SPÖ-Bundesgeschäftsführerin Doris Bures hat Außenministerin Ursula Plassnik (V) "Abgehobenheit" in der Frage der EU-Erweiterung vorgeworfen. "Jetzt ist der Beitritt Rumäniens und Bulgariens noch nicht einmal über die Bühne, und es hat gerade erst eine für Österreich und die EU sehr problematische Budgeteinigung gegeben, und schon redet Plassnik der Aufnahme der westlichen Balkanstaaten das Wort", meinte Bures am Samstag in einer Stellungnahme zum "profil"-Interview der Ministerin.

Gegen eine engere Zusammenarbeit mit den Balkanstaaten sei nichts einzuwenden: "Im Gegenteil, die EU soll die Beziehungen durch spezielle EU-Partnerschaften intensivieren. Aber der Wunsch nach bedingungsloser Erweiterung ist sicher kein gutes Signal gegen die wachsende EU-Skepsis in Österreich und in Europa", erklärte die sozialdemokratische Politikerin.

BZÖ und FPÖ widersprechen Plassnik Scheuch: Vorläufiger Erweiterungsstopp - Kickl: "Zwanghafter EU-Fanatismus" der Außenministerin

Wien (APA) - Die Zurückweisung der Forderungen nach einem EU-Erweiterungsstopp durch Außenministerin Ursula Plassnik (V) hat am Samstag negative Reaktionen seitens des BZÖ und der FPÖ hervorgerufen.
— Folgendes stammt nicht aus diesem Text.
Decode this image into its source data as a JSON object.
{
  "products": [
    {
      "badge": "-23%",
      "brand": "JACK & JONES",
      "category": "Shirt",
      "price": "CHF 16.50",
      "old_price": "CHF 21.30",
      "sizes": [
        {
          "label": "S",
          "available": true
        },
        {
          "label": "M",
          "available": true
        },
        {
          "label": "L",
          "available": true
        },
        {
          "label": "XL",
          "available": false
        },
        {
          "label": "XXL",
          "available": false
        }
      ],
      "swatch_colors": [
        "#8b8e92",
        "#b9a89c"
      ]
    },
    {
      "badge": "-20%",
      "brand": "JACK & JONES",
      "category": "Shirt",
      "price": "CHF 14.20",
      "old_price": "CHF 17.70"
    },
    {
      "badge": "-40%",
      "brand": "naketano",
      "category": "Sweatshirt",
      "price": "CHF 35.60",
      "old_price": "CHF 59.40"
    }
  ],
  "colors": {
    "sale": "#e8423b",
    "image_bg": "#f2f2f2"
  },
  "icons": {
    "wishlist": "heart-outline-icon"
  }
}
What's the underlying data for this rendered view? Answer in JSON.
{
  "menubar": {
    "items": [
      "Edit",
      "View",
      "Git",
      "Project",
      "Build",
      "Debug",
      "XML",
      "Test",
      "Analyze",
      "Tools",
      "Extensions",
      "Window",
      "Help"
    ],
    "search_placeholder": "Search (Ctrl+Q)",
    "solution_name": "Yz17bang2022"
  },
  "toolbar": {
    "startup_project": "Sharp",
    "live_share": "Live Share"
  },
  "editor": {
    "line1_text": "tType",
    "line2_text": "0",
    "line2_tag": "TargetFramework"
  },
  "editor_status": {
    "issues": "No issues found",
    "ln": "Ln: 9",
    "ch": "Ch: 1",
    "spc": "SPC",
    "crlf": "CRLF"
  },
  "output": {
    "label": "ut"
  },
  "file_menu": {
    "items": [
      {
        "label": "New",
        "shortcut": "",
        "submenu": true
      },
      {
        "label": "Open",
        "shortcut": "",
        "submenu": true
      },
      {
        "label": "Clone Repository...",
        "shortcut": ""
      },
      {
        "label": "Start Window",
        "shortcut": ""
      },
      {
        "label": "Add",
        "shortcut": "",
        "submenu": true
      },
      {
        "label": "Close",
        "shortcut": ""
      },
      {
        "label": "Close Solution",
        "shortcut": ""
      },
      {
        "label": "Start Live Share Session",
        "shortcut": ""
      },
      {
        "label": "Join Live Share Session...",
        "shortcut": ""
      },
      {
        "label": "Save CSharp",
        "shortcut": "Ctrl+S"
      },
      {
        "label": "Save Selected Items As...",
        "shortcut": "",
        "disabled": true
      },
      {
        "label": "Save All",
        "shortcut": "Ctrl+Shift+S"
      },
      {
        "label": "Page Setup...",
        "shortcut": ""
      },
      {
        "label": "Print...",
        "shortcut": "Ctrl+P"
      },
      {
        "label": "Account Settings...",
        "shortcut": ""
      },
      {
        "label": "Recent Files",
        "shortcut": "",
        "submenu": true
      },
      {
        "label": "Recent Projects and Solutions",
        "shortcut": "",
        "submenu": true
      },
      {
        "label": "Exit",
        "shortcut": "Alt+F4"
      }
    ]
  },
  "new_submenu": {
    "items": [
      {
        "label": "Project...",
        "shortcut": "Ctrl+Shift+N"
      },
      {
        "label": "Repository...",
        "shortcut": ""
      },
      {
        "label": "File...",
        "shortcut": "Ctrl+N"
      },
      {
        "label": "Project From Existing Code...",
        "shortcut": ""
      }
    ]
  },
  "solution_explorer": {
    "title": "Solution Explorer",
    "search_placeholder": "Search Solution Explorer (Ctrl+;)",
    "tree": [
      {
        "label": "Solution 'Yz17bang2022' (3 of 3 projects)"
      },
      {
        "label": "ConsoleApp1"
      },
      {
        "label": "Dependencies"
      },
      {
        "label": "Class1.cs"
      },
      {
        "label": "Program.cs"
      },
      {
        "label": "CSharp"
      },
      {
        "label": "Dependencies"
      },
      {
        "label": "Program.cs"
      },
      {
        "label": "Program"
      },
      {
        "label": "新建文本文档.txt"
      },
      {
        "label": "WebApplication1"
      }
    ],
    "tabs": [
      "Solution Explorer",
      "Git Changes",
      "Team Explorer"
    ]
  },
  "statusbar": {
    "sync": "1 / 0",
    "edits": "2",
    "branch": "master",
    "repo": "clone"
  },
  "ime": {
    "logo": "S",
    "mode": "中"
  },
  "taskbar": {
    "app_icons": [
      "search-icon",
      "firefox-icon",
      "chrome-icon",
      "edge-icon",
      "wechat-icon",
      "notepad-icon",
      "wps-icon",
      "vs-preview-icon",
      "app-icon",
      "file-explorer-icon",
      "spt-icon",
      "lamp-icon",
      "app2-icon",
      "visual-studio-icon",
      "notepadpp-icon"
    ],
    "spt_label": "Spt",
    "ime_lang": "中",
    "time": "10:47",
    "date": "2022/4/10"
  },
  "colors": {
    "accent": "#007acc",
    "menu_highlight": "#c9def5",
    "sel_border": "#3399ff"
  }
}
BZÖ-Bündnissprecher Uwe Scheuch erklärte zu dem "profil"-Interview der Ministerin in einer Aussendung: "Wir haben immer klar gesagt, dass der Beitritt von Rumänien und Bulgarien erst 2008 erfolgen darf. Dann muss es zu einem vorläufigen Erweiterungsstopp kommen, denn die Union muss sich erst einmal selbst konsolidieren und ihre massiven strukturellen Probleme lösen." FPÖ-Generalsekretär Herbert Kickl sprach seinerseits in einer Stellungnahme zu dem Interview Plassniks von einem "EU-Fanatismus", der "allmählich zwanghafte Züge" annehme.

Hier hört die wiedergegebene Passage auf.